Testimoni dell’amore misericordioso – Il cammino della santità

di p. Angelo Brusco

Introduzione

    Interpretando in maniera originale e sublime il carisma della carità misericordiosa verso gli infermi, San Camillo meritò di essere definito dal Benedetto XIV “iniziatore di una nuova scuola di carità”.

Guardando a lui, modello sublime di dedizione al prossimo infermo, molti religiosi dell’Ordine da lui fondato hanno raggiunto la perfezione della carità, dimostrando che la vita nello Spirito vissuta nella linea del carisma e della spiritualità camilliana può essere una strada maestra che conduce alla santità.

Di tutti questi religiosi esemplari, solo due sono stati elevati agli onori degli altari: i padri Enrico Rebuschini e Luigi Tezza. Di alcuni altri sono stati introdotti i processi di canonizzazione.

La scarsezza di riconoscimenti ufficiali da parte della Chiesa della santità dei religiosi camilliani è dovuta a vari motivi di ordine storico. Tra di essi va ricordata, in modo particolare, la laboriosità del processo di beatificazione e canonizzazione di San Camillo. Morto nel 1614, il Fondatore dell’ordine camilliano è stato dichiarato beato solo nel 1742, e santo nel 1746. Alla lunghezza del processo, dovuta alla riforma della legislazione ecclesiastica al riguardo, va aggiunto anche l’esorbitante peso economico sostenuto dall’Ordine, sia per il processo canonico, sia per le solenni manifestazioni in occasione della beatificazione e canonizzazione del Fondatore.

È solo verso la seconda metà del secolo scorso che ha ripreso vita il desiderio di proporre alla devozione del Popolo di Dio alcune figure di religiosi camilliani distintisi per esemplarità di vita.

Pur condividendo la convinzione che “la santità della Chiesa è molto più diffusa di quanto non dicano le espressioni ufficiali”, non si può ignorare il valore dei modelli nel processo di crescita a livello umano e spirituale.

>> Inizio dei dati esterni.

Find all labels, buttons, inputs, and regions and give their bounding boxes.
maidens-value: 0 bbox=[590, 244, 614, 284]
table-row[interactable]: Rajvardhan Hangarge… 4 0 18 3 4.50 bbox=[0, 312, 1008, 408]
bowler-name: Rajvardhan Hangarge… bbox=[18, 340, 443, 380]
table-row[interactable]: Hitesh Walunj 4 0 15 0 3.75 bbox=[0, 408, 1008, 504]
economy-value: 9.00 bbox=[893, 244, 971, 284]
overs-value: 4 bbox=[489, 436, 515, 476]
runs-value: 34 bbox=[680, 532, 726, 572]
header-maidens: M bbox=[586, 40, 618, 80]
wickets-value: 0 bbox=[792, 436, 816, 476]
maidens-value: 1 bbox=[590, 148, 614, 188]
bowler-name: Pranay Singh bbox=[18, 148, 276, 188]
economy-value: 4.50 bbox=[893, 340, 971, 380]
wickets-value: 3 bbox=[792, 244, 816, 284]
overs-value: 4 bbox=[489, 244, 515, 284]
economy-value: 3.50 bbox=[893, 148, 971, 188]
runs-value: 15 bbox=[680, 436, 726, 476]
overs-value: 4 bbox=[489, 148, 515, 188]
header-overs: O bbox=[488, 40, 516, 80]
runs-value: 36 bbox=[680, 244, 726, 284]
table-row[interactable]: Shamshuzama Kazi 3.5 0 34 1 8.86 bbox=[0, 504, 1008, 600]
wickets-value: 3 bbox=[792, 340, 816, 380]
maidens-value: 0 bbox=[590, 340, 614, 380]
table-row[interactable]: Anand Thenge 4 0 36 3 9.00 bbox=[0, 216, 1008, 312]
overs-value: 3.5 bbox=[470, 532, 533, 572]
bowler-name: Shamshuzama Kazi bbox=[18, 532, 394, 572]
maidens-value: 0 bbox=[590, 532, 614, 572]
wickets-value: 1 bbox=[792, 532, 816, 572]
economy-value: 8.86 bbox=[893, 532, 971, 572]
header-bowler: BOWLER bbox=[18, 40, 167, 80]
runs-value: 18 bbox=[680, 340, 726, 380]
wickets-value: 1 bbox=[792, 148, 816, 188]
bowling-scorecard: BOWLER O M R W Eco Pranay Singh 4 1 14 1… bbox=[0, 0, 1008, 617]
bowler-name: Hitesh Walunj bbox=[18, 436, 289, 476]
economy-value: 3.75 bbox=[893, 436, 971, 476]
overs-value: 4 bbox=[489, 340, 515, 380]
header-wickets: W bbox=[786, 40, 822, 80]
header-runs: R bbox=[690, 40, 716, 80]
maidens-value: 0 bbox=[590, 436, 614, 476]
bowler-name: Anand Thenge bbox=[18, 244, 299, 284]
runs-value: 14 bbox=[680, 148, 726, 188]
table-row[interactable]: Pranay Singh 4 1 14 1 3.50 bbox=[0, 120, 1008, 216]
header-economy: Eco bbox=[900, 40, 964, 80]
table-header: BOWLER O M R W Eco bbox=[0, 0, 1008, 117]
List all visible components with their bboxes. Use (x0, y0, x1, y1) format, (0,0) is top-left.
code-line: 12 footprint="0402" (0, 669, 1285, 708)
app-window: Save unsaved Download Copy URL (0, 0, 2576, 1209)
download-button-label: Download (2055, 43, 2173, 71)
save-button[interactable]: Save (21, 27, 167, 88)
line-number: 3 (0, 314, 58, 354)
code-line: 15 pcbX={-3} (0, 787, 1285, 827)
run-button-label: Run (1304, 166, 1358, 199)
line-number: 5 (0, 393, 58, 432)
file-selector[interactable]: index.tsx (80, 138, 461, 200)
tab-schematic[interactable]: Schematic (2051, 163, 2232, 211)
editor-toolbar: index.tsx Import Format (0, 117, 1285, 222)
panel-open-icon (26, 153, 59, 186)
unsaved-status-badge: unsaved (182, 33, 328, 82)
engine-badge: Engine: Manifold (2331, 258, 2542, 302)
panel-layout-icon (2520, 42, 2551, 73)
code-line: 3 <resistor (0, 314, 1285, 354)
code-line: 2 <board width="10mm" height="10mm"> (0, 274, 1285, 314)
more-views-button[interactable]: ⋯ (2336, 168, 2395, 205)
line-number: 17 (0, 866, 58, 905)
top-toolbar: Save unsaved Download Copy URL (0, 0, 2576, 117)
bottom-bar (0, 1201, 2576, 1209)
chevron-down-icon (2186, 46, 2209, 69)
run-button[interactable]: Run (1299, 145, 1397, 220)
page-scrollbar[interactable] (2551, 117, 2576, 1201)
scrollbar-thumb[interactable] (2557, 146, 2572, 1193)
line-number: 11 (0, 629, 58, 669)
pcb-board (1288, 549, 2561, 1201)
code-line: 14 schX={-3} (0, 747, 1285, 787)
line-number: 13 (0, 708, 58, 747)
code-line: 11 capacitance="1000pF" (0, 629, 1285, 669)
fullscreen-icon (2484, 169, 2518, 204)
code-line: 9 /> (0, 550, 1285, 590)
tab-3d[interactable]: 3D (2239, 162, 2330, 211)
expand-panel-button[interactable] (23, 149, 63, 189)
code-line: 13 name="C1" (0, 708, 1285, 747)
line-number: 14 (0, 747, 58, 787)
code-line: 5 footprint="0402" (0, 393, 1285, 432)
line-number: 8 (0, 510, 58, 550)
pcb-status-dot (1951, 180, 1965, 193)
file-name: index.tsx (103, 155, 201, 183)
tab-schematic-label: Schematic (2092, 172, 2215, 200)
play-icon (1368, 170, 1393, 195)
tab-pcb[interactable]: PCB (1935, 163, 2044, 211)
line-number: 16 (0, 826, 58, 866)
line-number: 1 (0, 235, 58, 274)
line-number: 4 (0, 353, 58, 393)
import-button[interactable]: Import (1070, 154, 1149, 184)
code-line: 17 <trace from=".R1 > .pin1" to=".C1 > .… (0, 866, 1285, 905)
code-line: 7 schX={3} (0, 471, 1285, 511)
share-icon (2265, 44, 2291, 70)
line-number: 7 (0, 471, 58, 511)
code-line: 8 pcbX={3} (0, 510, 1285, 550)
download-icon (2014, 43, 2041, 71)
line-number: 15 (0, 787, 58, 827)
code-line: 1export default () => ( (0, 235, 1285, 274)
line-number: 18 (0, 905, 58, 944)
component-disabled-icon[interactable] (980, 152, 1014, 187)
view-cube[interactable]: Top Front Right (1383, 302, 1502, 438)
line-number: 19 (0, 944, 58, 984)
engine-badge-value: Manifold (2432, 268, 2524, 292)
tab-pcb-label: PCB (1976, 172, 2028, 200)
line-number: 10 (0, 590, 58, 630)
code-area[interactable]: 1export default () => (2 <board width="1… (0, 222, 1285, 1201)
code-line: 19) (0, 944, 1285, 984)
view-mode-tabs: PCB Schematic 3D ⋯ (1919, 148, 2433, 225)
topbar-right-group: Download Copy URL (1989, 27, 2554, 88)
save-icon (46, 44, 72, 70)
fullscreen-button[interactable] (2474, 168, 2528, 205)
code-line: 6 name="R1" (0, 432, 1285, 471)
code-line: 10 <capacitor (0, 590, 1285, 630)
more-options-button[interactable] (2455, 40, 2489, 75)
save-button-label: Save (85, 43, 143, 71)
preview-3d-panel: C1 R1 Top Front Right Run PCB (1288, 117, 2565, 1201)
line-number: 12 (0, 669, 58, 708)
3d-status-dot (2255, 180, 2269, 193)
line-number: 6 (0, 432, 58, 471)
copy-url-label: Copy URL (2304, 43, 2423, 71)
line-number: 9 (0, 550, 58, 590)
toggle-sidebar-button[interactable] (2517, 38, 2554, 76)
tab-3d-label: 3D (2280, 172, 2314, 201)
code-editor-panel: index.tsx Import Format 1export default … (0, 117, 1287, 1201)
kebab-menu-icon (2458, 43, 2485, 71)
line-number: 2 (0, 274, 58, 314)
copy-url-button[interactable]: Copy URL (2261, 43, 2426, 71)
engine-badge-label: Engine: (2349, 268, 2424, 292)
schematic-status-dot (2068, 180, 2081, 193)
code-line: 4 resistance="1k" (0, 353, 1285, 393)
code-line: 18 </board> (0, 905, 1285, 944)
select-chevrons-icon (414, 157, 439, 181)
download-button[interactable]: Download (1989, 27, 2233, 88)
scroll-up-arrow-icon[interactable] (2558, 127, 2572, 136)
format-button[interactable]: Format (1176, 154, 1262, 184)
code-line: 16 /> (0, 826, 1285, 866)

Qualche decennio fa, un insigne religioso camilliano, P. Alessandro Pedroni, si faceva interprete di questa esigenza, scrivendo nel suo diario: “Sento il bisogno di leggere libri dei nostri e che parlino delle cose nostre…Quanto bene verrebbe all’Ordine se ci fosse dato di avere…biografie di padri e fratelli nostri che ci facciano gustare tutta la bellezza della vita camilliana… Quanta pena mi fa vedere tante glorie dimenticate e sconosciute…Santi di primo ordine che non andranno mai sugli altari (…). Rispecchiandoci in quelli che ci precedettero impareremo ad amare la nostra divina vocazione…sospireremo…, da veri servi dei poveri ammalati, il sommo favore di morire pei nostri fratelli infermi, come fecero molti dei nostri eroi dietro le orme del nostro santo Fondatore, vero apostolo e angelo della carità”.

Alla luce delle considerazioni che precedono, appare doveroso illustrare sia il “vuoto di santi ufficiali” che esiste tra San Camillo, vissuto a cavallo dei secoli XVI e XVII e i Beati Tezza e Rebuschini, morti rispettivamente nel 1923 e nel 1938, ricordando alcune figure di camilliani che hanno lasciato, in quanti li hanno conosciuti, una viva testimonianza di santità, colorata con gli ingredienti tipici della loro personalità e dell’ambiento socio-culturale in cui sono vissuti, sia dare un maggiore risalto ai due Beati.